Fort-Aldamo-Finnewackers-großer-AlleingangBill Murphy
Fort Aldamo
Die Abenteuer des Master Sergeant Finnewacker
Band 4
Finnewackers großer Alleingang

Western, Military, Heftroman, Bastei, Köln, 66 Seiten, 1,80 €, Neuauflage vom 29.12.2015, Titelbild von Günter König

Kurzinhalt:

In Fort Aldamo ist wiederRuhe eingekehrt. Appelle, Exerzieren, Dienst nach Plan. Und wer aus der Reihe tanzt, bekommt einen Job beim Festungserweiterungskommando. Doch der friedliche Schein trügt. Da gibt es ein paar Kanaillen, die auf raffinierte Weise aus der Festung in der Wüste verschwinden! Aber sie haben die Rechnung ohne Finnewacker gemacht. Weder Bandoleros oder Indianer, noch mexikanische Polizei können ihn stoppen, als er ganz allein auf der blutigen Fährte der Ausbrecher bis nach Mexiko reitet und ihnen zeigt, was es heißt, sich mit Master Sergeant Finnewacker anzulegen …

Leseprobe:

Stahlblau und wolkenlos war der Himmel, und die Sonne schien ein riesiger weißglühender Fleck zu sein. Die Temperatur zwischen den zehn Meter hohen Mauern der alten spanischen Festung erinnerte an das Innere eines Backofens.

Seit dem Kriegsende diente die von den Konquistadoren erbaute Festung Aldamo der Strafkompanie der Unions-Kavallerie als Standort.

Mitten in der Wüste, hundert Meilen von der mexikanischen Grenze entfernt, in einer weiten sandigen Ebene, die von zwei gewaltigen Gebirgszügen begrenzt wurde, hatten die Spanier diese Festung errichtet, um ihre Handelswege nach Norden zu schützen.

Vielleicht war das Leben für Hernando Cortez’ Soldaten in diesen Mauern damals lustig gewesen.

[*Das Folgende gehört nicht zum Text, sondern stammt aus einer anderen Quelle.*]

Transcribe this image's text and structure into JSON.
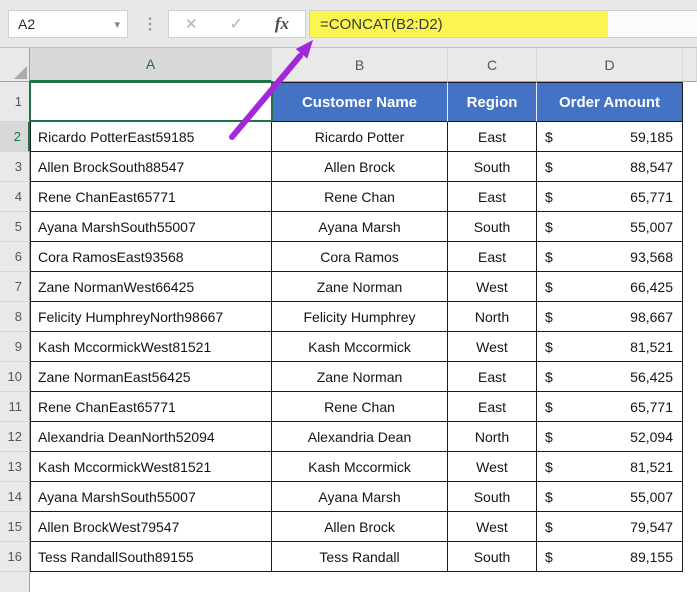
{
  "formula_bar": {
    "name_box_value": "A2",
    "formula": "=CONCAT(B2:D2)",
    "icons": {
      "dropdown": "▾",
      "handle": "⋮",
      "cancel": "✕",
      "enter": "✓",
      "insert_function": "fx"
    }
  },
  "colors": {
    "header_blue": "#4472C4",
    "selection_green": "#1F7246",
    "highlight_yellow": "#FAF64F",
    "arrow_purple": "#A227DB"
  },
  "grid": {
    "column_letters": [
      "A",
      "B",
      "C",
      "D"
    ],
    "row1_label": "1",
    "selected_cell": "A2",
    "header_row": {
      "customer_name": "Customer Name",
      "region": "Region",
      "order_amount": "Order Amount"
    },
    "currency_symbol": "$",
    "rows": [
      {
        "row": 2,
        "concat": "Ricardo PotterEast59185",
        "customer": "Ricardo Potter",
        "region": "East",
        "amount": "59,185"
      },
      {
        "row": 3,
        "concat": "Allen BrockSouth88547",
        "customer": "Allen Brock",
        "region": "South",
        "amount": "88,547"
      },
      {
        "row": 4,
        "concat": "Rene ChanEast65771",
        "customer": "Rene Chan",
        "region": "East",
        "amount": "65,771"
      },
      {
        "row": 5,
        "concat": "Ayana MarshSouth55007",
        "customer": "Ayana Marsh",
        "region": "South",
        "amount": "55,007"
      },
      {
        "row": 6,
        "concat": "Cora RamosEast93568",
        "customer": "Cora Ramos",
        "region": "East",
        "amount": "93,568"
      },
      {
        "row": 7,
        "concat": "Zane NormanWest66425",
        "customer": "Zane Norman",
        "region": "West",
        "amount": "66,425"
      },
      {
        "row": 8,
        "concat": "Felicity HumphreyNorth98667",
        "customer": "Felicity Humphrey",
        "region": "North",
        "amount": "98,667"
      },
      {
        "row": 9,
        "concat": "Kash MccormickWest81521",
        "customer": "Kash Mccormick",
        "region": "West",
        "amount": "81,521"
      },
      {
        "row": 10,
        "concat": "Zane NormanEast56425",
        "customer": "Zane Norman",
        "region": "East",
        "amount": "56,425"
      },
      {
        "row": 11,
        "concat": "Rene ChanEast65771",
        "customer": "Rene Chan",
        "region": "East",
        "amount": "65,771"
      },
      {
        "row": 12,
        "concat": "Alexandria DeanNorth52094",
        "customer": "Alexandria Dean",
        "region": "North",
        "amount": "52,094"
      },
      {
        "row": 13,
        "concat": "Kash MccormickWest81521",
        "customer": "Kash Mccormick",
        "region": "West",
        "amount": "81,521"
      },
      {
        "row": 14,
        "concat": "Ayana MarshSouth55007",
        "customer": "Ayana Marsh",
        "region": "South",
        "amount": "55,007"
      },
      {
        "row": 15,
        "concat": "Allen BrockWest79547",
        "customer": "Allen Brock",
        "region": "West",
        "amount": "79,547"
      },
      {
        "row": 16,
        "concat": "Tess RandallSouth89155",
        "customer": "Tess Randall",
        "region": "South",
        "amount": "89,155"
      }
    ]
  }
}
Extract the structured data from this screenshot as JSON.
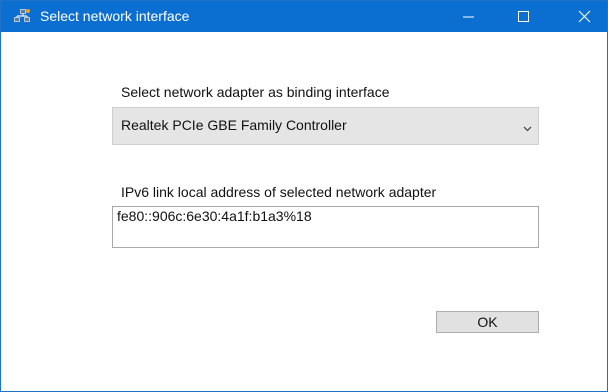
{
  "window": {
    "title": "Select network interface",
    "accent_color": "#0b6fd1",
    "icon": "network-app-icon",
    "controls": {
      "minimize_icon": "minimize-icon",
      "maximize_icon": "maximize-icon",
      "close_icon": "close-icon"
    }
  },
  "adapter": {
    "label": "Select network adapter as binding interface",
    "selected": "Realtek PCIe GBE Family Controller",
    "dropdown_icon": "chevron-down-icon"
  },
  "ipv6": {
    "label": "IPv6 link local address of selected network adapter",
    "value": "fe80::906c:6e30:4a1f:b1a3%18"
  },
  "buttons": {
    "ok_label": "OK"
  }
}
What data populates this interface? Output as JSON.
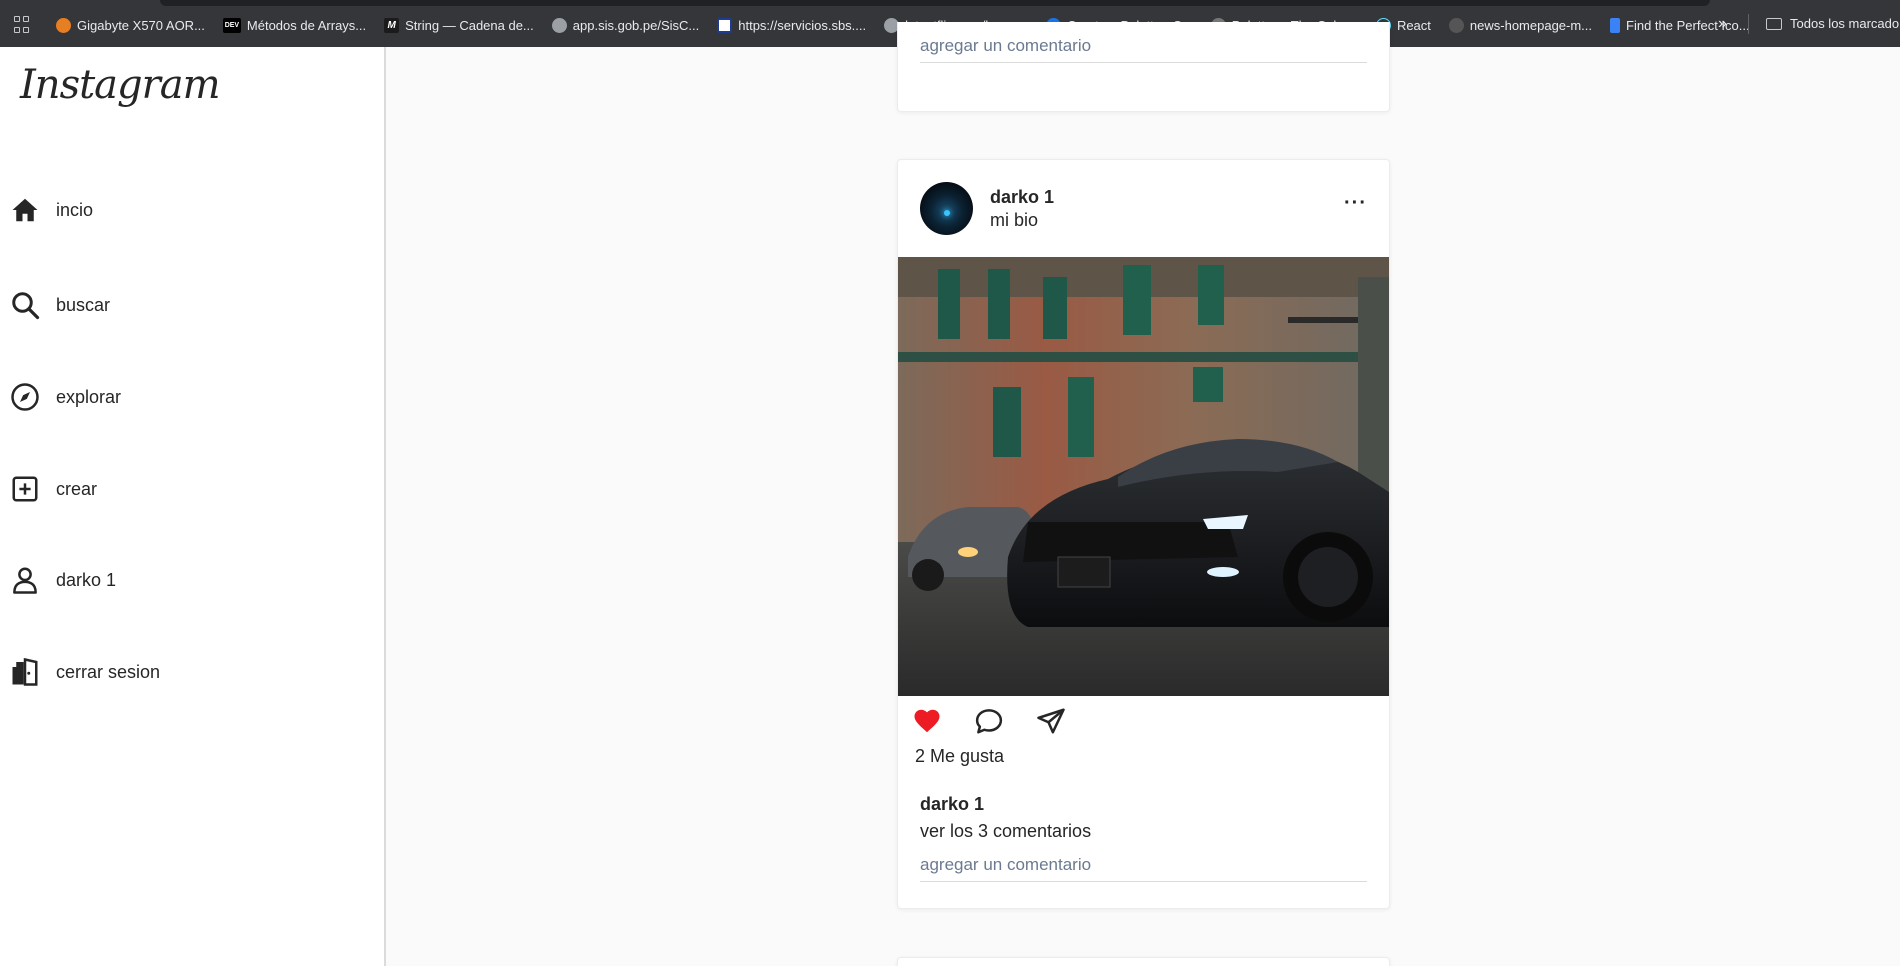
{
  "bookmarks": [
    {
      "label": "Gigabyte X570 AOR...",
      "icon": "gigabyte-favicon",
      "color": "#e67e22"
    },
    {
      "label": "Métodos de Arrays...",
      "icon": "dev-favicon",
      "color": "#000000"
    },
    {
      "label": "String — Cadena de...",
      "icon": "mdn-favicon",
      "color": "#1b1b1b"
    },
    {
      "label": "app.sis.gob.pe/SisC...",
      "icon": "globe-favicon",
      "color": "#9aa0a6"
    },
    {
      "label": "https://servicios.sbs....",
      "icon": "sbs-favicon",
      "color": "#1f3b8f"
    },
    {
      "label": "latentflip.com/loupe...",
      "icon": "globe-favicon",
      "color": "#9aa0a6"
    },
    {
      "label": "Create a Palette - C...",
      "icon": "coolors-favicon",
      "color": "#1a73e8"
    },
    {
      "label": "Paletton - The Color...",
      "icon": "paletton-favicon",
      "color": "#777777"
    },
    {
      "label": "React",
      "icon": "react-favicon",
      "color": "#61dafb"
    },
    {
      "label": "news-homepage-m...",
      "icon": "github-favicon",
      "color": "#ffffff"
    },
    {
      "label": "Find the Perfect Ico...",
      "icon": "flag-favicon",
      "color": "#3b82f6"
    }
  ],
  "bookmarks_more": "»",
  "bookmarks_folder": "Todos los marcadores",
  "sidebar": {
    "logo": "Instagram",
    "items": [
      {
        "label": "incio",
        "icon": "home-icon"
      },
      {
        "label": "buscar",
        "icon": "search-icon"
      },
      {
        "label": "explorar",
        "icon": "compass-icon"
      },
      {
        "label": "crear",
        "icon": "plus-square-icon"
      },
      {
        "label": "darko 1",
        "icon": "user-icon"
      },
      {
        "label": "cerrar sesion",
        "icon": "logout-door-icon"
      }
    ]
  },
  "post_top": {
    "comment_placeholder": "agregar un comentario"
  },
  "post": {
    "username": "darko 1",
    "bio": "mi bio",
    "more": "···",
    "likes": "2 Me gusta",
    "caption_user": "darko 1",
    "view_comments": "ver los 3 comentarios",
    "comment_placeholder": "agregar un comentario",
    "liked": true,
    "like_color": "#ed1c24"
  }
}
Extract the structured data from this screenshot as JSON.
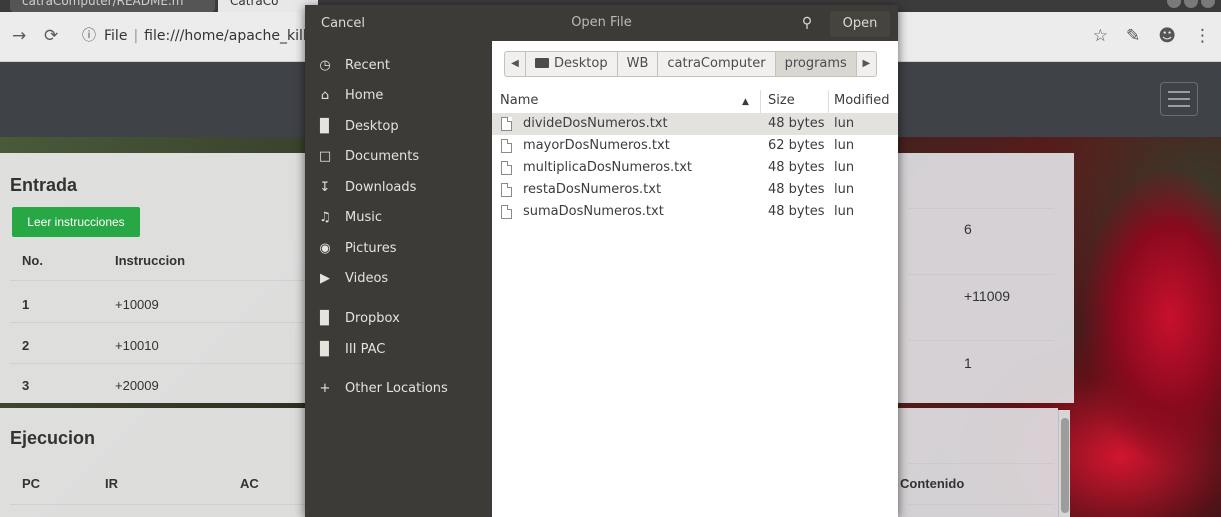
{
  "browser": {
    "tabs": [
      {
        "label": "catraComputer/README.m"
      },
      {
        "label": "CatraCo"
      }
    ],
    "url": {
      "info": "File",
      "address": "file:///home/apache_killer"
    }
  },
  "page": {
    "entrada": {
      "title": "Entrada",
      "button_label": "Leer instrucciones",
      "headers": [
        "No.",
        "Instruccion"
      ],
      "rows": [
        {
          "no": "1",
          "instr": "+10009"
        },
        {
          "no": "2",
          "instr": "+10010"
        },
        {
          "no": "3",
          "instr": "+20009"
        }
      ]
    },
    "right_panel": {
      "values": [
        "6",
        "+11009",
        "1"
      ]
    },
    "ejecucion": {
      "title": "Ejecucion",
      "headers": [
        "PC",
        "IR",
        "AC"
      ],
      "contenido_header": "Contenido"
    }
  },
  "dialog": {
    "cancel_label": "Cancel",
    "title": "Open File",
    "open_label": "Open",
    "sidebar": [
      {
        "label": "Recent",
        "icon": "clock-icon"
      },
      {
        "label": "Home",
        "icon": "home-icon"
      },
      {
        "label": "Desktop",
        "icon": "folder-icon"
      },
      {
        "label": "Documents",
        "icon": "document-icon"
      },
      {
        "label": "Downloads",
        "icon": "download-icon"
      },
      {
        "label": "Music",
        "icon": "music-icon"
      },
      {
        "label": "Pictures",
        "icon": "camera-icon"
      },
      {
        "label": "Videos",
        "icon": "video-icon"
      },
      {
        "label": "Dropbox",
        "icon": "folder-icon"
      },
      {
        "label": "III PAC",
        "icon": "folder-icon"
      },
      {
        "label": "Other Locations",
        "icon": "plus-icon"
      }
    ],
    "path": [
      "Desktop",
      "WB",
      "catraComputer",
      "programs"
    ],
    "columns": {
      "name": "Name",
      "size": "Size",
      "modified": "Modified"
    },
    "files": [
      {
        "name": "divideDosNumeros.txt",
        "size": "48 bytes",
        "modified": "lun"
      },
      {
        "name": "mayorDosNumeros.txt",
        "size": "62 bytes",
        "modified": "lun"
      },
      {
        "name": "multiplicaDosNumeros.txt",
        "size": "48 bytes",
        "modified": "lun"
      },
      {
        "name": "restaDosNumeros.txt",
        "size": "48 bytes",
        "modified": "lun"
      },
      {
        "name": "sumaDosNumeros.txt",
        "size": "48 bytes",
        "modified": "lun"
      }
    ]
  },
  "colors": {
    "dialog_dark": "#3c3b37",
    "button_green": "#28a745",
    "navbar": "#3f4247"
  }
}
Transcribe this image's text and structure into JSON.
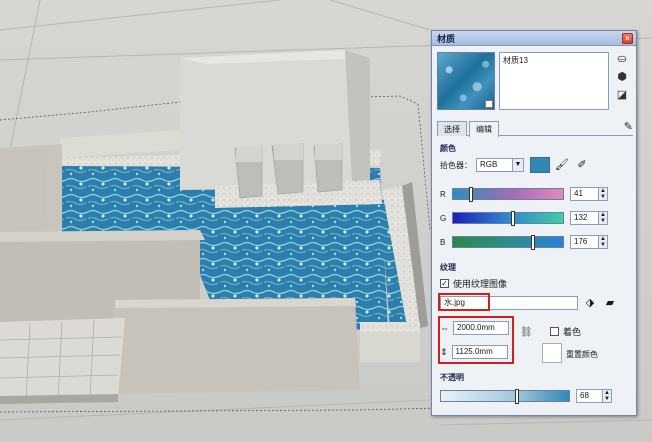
{
  "panel": {
    "title": "材质",
    "material_name": "材质13",
    "tabs": [
      "选择",
      "编辑"
    ],
    "color_section": "颜色",
    "picker_label": "拾色器：",
    "picker_value": "RGB",
    "rgb": {
      "r": 41,
      "g": 132,
      "b": 176
    },
    "slider_labels": [
      "R",
      "G",
      "B"
    ],
    "swatch_color": "#2e89b8",
    "texture_section": "纹理",
    "use_texture_label": "使用纹理图像",
    "texture_file": "水.jpg",
    "width_value": "2000.0mm",
    "height_value": "1125.0mm",
    "colorize_label": "着色",
    "reset_color_label": "重置颜色",
    "opacity_section": "不透明",
    "opacity_value": 68,
    "icons": [
      "close-icon",
      "model-icon",
      "cube-icon",
      "diagonal-icon",
      "eyedropper-icon",
      "paint-bucket-icon",
      "folder-icon",
      "chain-link-icon",
      "width-arrow-icon",
      "height-arrow-icon"
    ]
  }
}
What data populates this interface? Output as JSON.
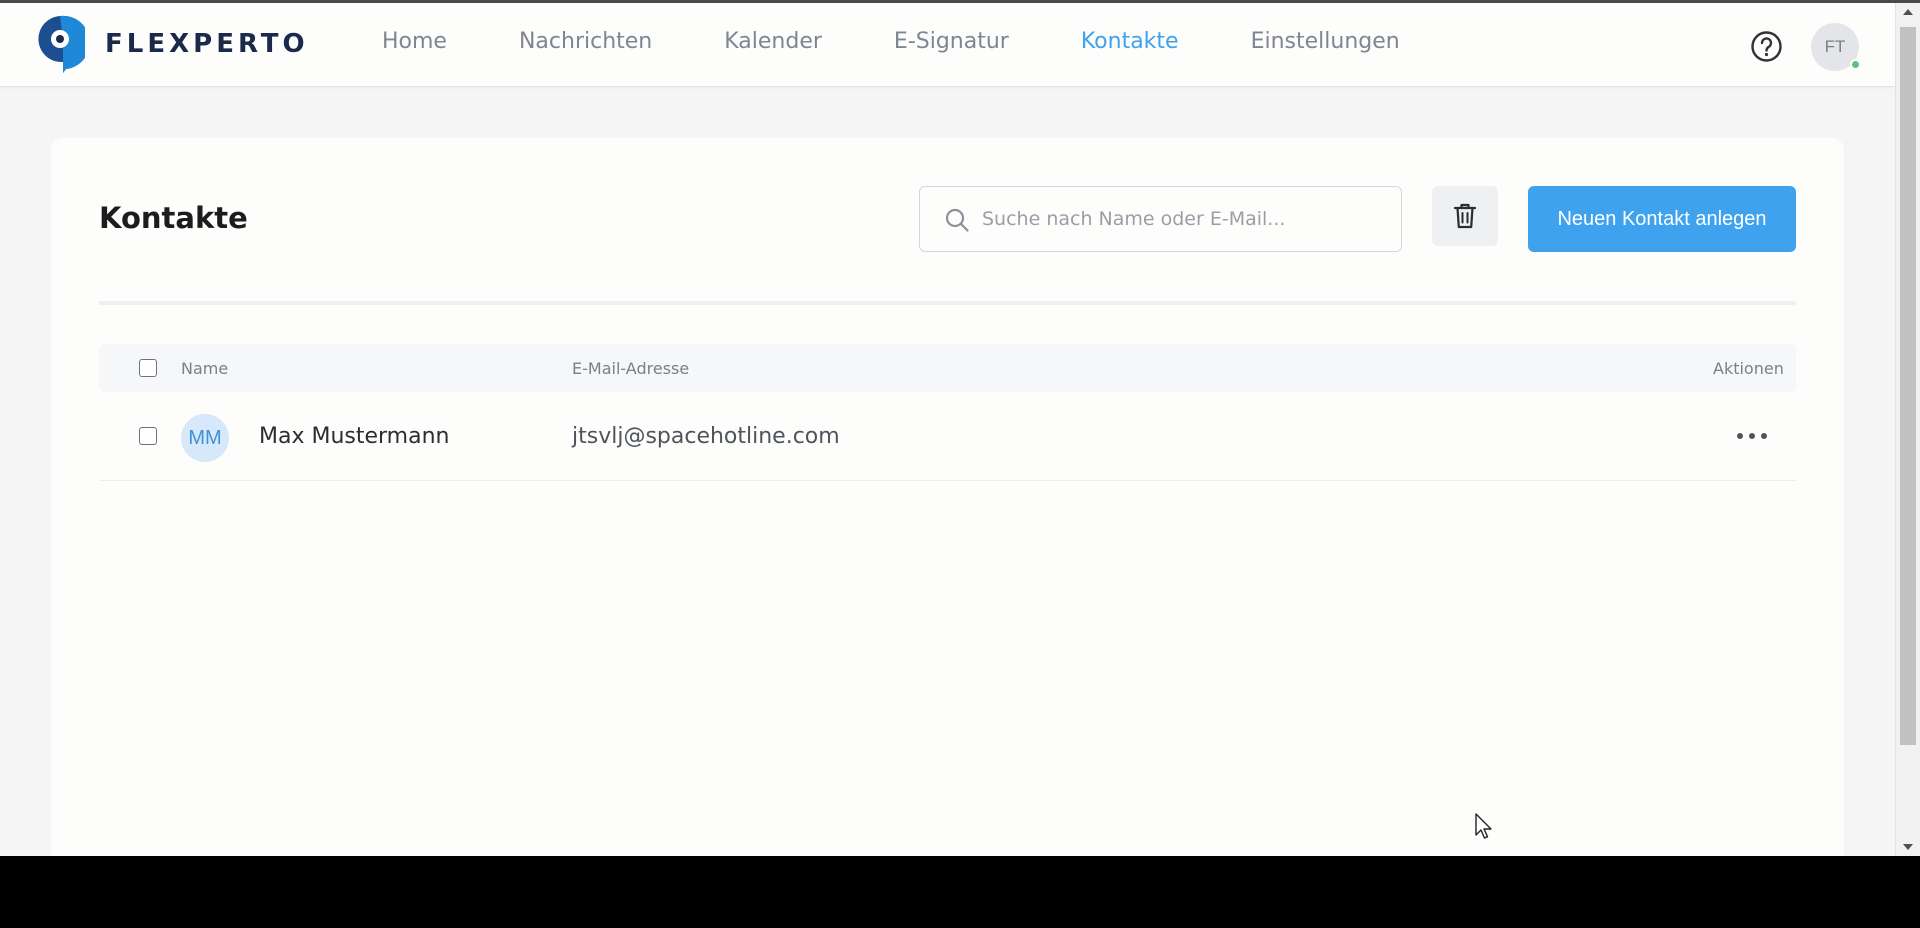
{
  "brand": {
    "name": "FLEXPERTO"
  },
  "nav": {
    "items": [
      {
        "label": "Home"
      },
      {
        "label": "Nachrichten"
      },
      {
        "label": "Kalender"
      },
      {
        "label": "E-Signatur"
      },
      {
        "label": "Kontakte",
        "active": true
      },
      {
        "label": "Einstellungen"
      }
    ],
    "active_color": "#3ea2ee"
  },
  "header": {
    "help_icon": "question-circle-icon",
    "user_initials": "FT",
    "user_status": "online"
  },
  "page": {
    "title": "Kontakte",
    "search_placeholder": "Suche nach Name oder E-Mail...",
    "search_value": "",
    "delete_icon": "trash-icon",
    "new_contact_label": "Neuen Kontakt anlegen"
  },
  "table": {
    "columns": {
      "name": "Name",
      "email": "E-Mail-Adresse",
      "actions": "Aktionen"
    },
    "rows": [
      {
        "initials": "MM",
        "name": "Max Mustermann",
        "email": "jtsvlj@spacehotline.com",
        "actions_icon": "more-horizontal-icon"
      }
    ]
  },
  "colors": {
    "accent": "#3ea2ee",
    "brand_dark": "#1b2a4a",
    "online": "#5cc27c"
  }
}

Für die Männer der Strafkompanie war Aldamo die Hölle!

Exerzieren – stand auf dem Dienstplan.

Zwei Stunden schon marschierte die in grauen Drillich gekleidete Phalanx der hundertdreißig Sträflinge im Geviert der gewaltigen Mauern hin und her, die Karabiner geschultert und die Tornister vollgepackt auf den Rücken.

Fitzgerald, der kleine, kraushaarige Sergeant führte das Kommando. Von der Ostmauer bis zum Küchenhaus an der Westmauer ließ er die Kompanie marschieren. Hundertfünfzig Meter hin und hundertfünfzig Meter zurück.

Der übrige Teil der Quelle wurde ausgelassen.